Third World Network cautions govt on the Import Restrictions Bill
Ghana has received strong advice to exercise caution to prevent adverse effects on the business community with the introduction of the import restrictions bill.
Tensions escalated last Friday as the Minister of Trade and Industry, KT Hammond, sought to present the legislative instrument in Parliament, facing strong opposition from the Minority.
The proposed bill aims to limit the importation of 22 products into the country.
Six business associations, collectively known as the Joint Business Consultative Forum, which includes the Ghana Union of Traders’ Associations (GUTA), Food and Beverages Association of Ghana (FABAG), Importers and Exporters Association of Ghana, Ghana Institute of Freight Forwarders (GIFF), Chamber of Automobile Dealership Ghana (CADEG), and Ghana National Chamber of Commerce and Industry (GNCCI), have submitted a petition to Parliament opposing the legislation.
During an interview Sylvester Bagoro, a Policy Analyst at Third World Network, raised concerns about the government’s approach to addressing supplier constraints in the value chain.
Highlighting the importance of protecting local economies, Bagoro urged caution in implementing the Minister of Trade and Industry’s intentions, emphasizing the need to consider accompanying measures for dealing with supplier constraints.
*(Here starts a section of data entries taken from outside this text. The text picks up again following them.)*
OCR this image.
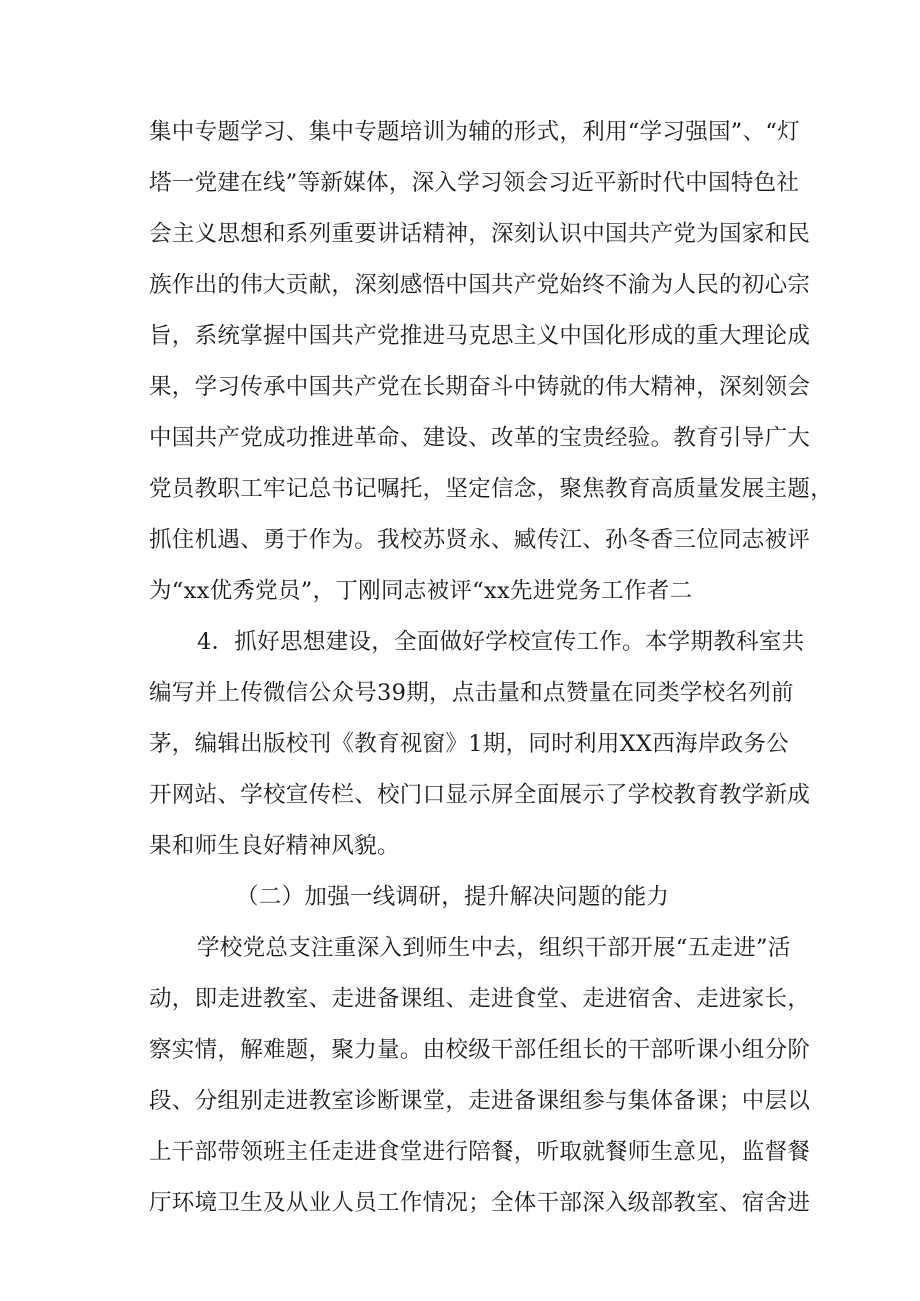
集中专题学习、集中专题培训为辅的形式，利用“学习强国”、“灯
塔一党建在线”等新媒体，深入学习领会习近平新时代中国特色社
会主义思想和系列重要讲话精神，深刻认识中国共产党为国家和民
族作出的伟大贡献，深刻感悟中国共产党始终不渝为人民的初心宗
旨，系统掌握中国共产党推进马克思主义中国化形成的重大理论成
果，学习传承中国共产党在长期奋斗中铸就的伟大精神，深刻领会
中国共产党成功推进革命、建设、改革的宝贵经验。教育引导广大
党员教职工牢记总书记嘱托，坚定信念，聚焦教育高质量发展主题，
抓住机遇、勇于作为。我校苏贤永、臧传江、孙冬香三位同志被评
为“xx优秀党员”，丁刚同志被评“xx先进党务工作者二
4．抓好思想建设，全面做好学校宣传工作。本学期教科室共
编写并上传微信公众号39期，点击量和点赞量在同类学校名列前
茅，编辑出版校刊《教育视窗》1期，同时利用XX西海岸政务公
开网站、学校宣传栏、校门口显示屏全面展示了学校教育教学新成
果和师生良好精神风貌。
（二）加强一线调研，提升解决问题的能力
学校党总支注重深入到师生中去，组织干部开展“五走进”活
动，即走进教室、走进备课组、走进食堂、走进宿舍、走进家长，
察实情，解难题，聚力量。由校级干部任组长的干部听课小组分阶
段、分组别走进教室诊断课堂，走进备课组参与集体备课；中层以
上干部带领班主任走进食堂进行陪餐，听取就餐师生意见，监督餐
厅环境卫生及从业人员工作情况；全体干部深入级部教室、宿舍进
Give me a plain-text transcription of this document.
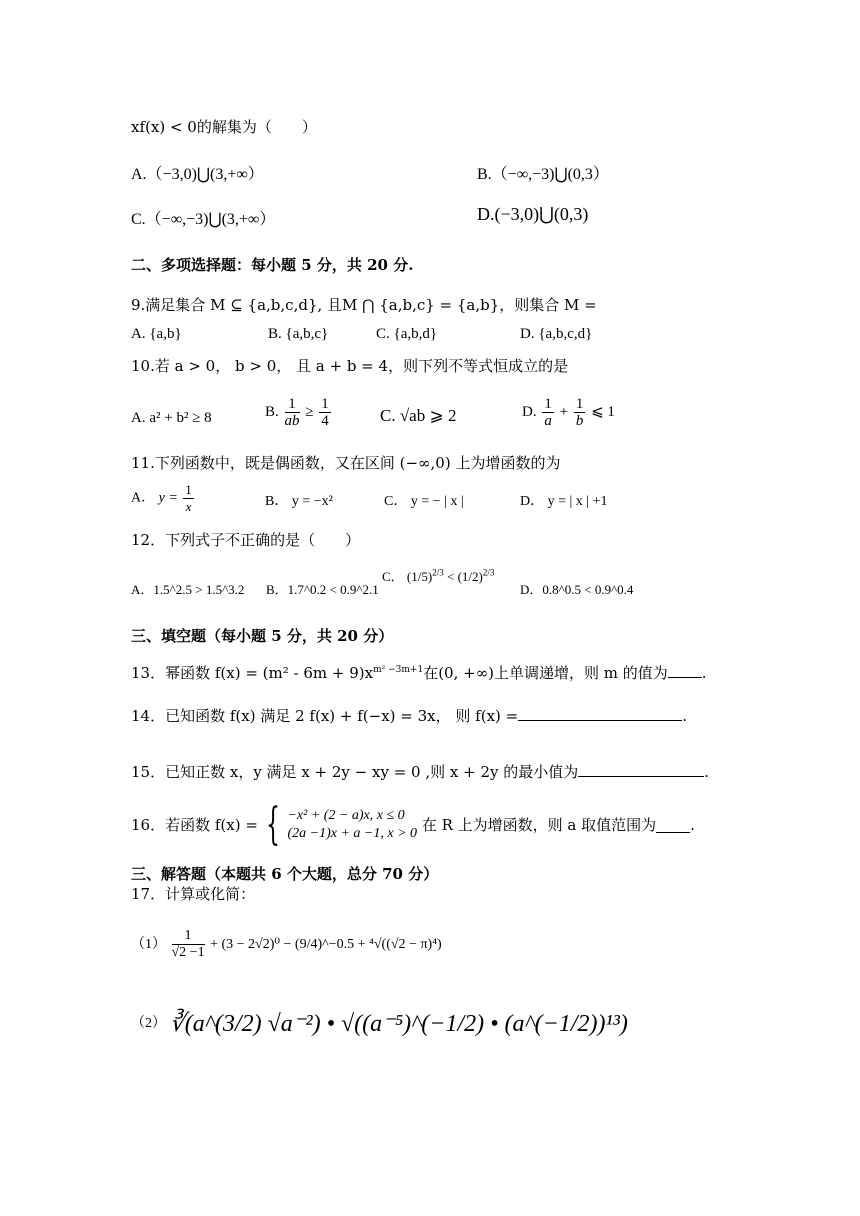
xf(x) < 0的解集为（　　）
A.（−3,0)⋃(3,+∞）	B.（−∞,−3)⋃(0,3）
C.（−∞,−3)⋃(3,+∞）	D.(−3,0)⋃(0,3)
二、多项选择题：每小题 5 分，共 20 分.
9.满足集合 M ⊆ {a,b,c,d}, 且M ⋂ {a,b,c} = {a,b}，则集合 M =
A. {a,b}	B. {a,b,c}	C. {a,b,d}	D. {a,b,c,d}
10.若 a > 0， b > 0， 且 a + b = 4，则下列不等式恒成立的是
A. a² + b² ≥ 8	B. $\frac{1}{ab} \ge \frac{1}{4}$	C. √ab ⩾ 2	D. $\frac{1}{a} + \frac{1}{b}$ ⩽ 1
11.下列函数中，既是偶函数，又在区间 (−∞,0) 上为增函数的为
A． $y = \frac{1}{x}$	B． y = −x²	C． y = − | x |	D． y = | x | +1
12．下列式子不正确的是（　　）
A．1.5^2.5 > 1.5^3.2 B．1.7^0.2 < 0.9^2.1
C． $(1/5)^{2/3} < (1/2)^{2/3}$
D．0.8^0.5 < 0.9^0.4
三、填空题（每小题 5 分，共 20 分）
13．幂函数 $f(x) = (m^2 - 6m + 9)x^{m^2 -3m+1}$在(0, +∞)上单调递增，则 m 的值为 .
14．已知函数 f(x) 满足 2 f(x) + f(−x) = 3x， 则 f(x) =	.
15．已知正数 x，y 满足 x + 2y − xy = 0 ,则 x + 2y 的最小值为	.
16．若函数 f(x) = { −x² + (2 − a)x, x ≤ 0
(2a −1)x + a −1, x > 0 在 R 上为增函数，则 a 取值范围为 .
三、解答题（本题共 6 个大题，总分 70 分）
17．计算或化简：
$(1) \frac{1}{√2 -1} + (3 - 2√2)^0$ − (9/4)^−0.5 + ⁴√((√2 − π)⁴)
（2） ∛(a^(3/2) √a⁻²) • √((a⁻⁵)^(−1/2) • (a^(−1/2))¹³)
He suggested that Ghana could invoke World Trade Organisation provisions to increase tariffs on selected products rather than resorting to import restrictions.
Bagoro proposed an alternative approach, stating, ” Instead of going the quantitative restrictions, you can go the tariff way, and that will be better, like what Malaysia did. If you want to grow your rice, just raise tariffs on the rice and use it to support the production of the same products. And you can be justified under the WTO rules.”